È nato a Parma. È stato direttore, responsabile di pagine culturali e critico letterario di quotidiani e periodici. Nel 1950, diciassettenne, con un racconto intitolato Il fiume, si classificò terzo al concorso letterario di «Milano-Sera» vinto da Malaparte con La pelle. Raccomandato da Togliatti, Baroni venne assunto come redattore capo all’«Eco del lavoro», settimanale della Federazione comunista di Parma. Successivamente fu chiamato alla «Gazzetta di Parma», come redattore culturale, e quindi succedette a Oreste Del Buono come critico letterrario del settimanale «Candido», (pseudonimo Dedalus) mantenendo tale carica sino alla chiusura del giornale.

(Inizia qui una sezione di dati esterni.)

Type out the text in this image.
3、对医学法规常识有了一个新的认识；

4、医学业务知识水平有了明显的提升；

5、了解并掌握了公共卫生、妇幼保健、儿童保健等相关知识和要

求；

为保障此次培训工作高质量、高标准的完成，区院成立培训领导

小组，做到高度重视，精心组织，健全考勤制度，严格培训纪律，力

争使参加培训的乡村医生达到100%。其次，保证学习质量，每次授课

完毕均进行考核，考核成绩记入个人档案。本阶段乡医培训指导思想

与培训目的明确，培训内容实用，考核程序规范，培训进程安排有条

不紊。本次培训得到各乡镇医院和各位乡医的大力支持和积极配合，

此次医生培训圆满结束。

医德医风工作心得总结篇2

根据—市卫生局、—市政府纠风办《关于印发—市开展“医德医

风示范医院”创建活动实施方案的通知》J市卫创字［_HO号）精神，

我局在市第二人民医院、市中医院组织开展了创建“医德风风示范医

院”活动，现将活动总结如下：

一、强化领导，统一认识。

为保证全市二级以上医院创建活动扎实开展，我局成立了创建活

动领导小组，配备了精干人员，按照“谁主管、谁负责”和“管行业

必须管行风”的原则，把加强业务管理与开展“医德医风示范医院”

L’ultimo suo lavoro è un saggio sul Manifesto del Partito Comunista, poi tradotto in Francia dal filosofo anarchico Michel Onfray, con prefazione di Jacques Attali.
Recensendo un suo precedente libro, Guido Piovene scrisse su «La Stampa»: «Di Antonio Baroni si potrebbe dire quello che Bakunin scrisse di Marx: Pochi hanno letto tanto e con tanta intelligenza.»
Per Liberilibri ha pubblicato nella collana «Oche del Campidoglio» Il caso K (2014).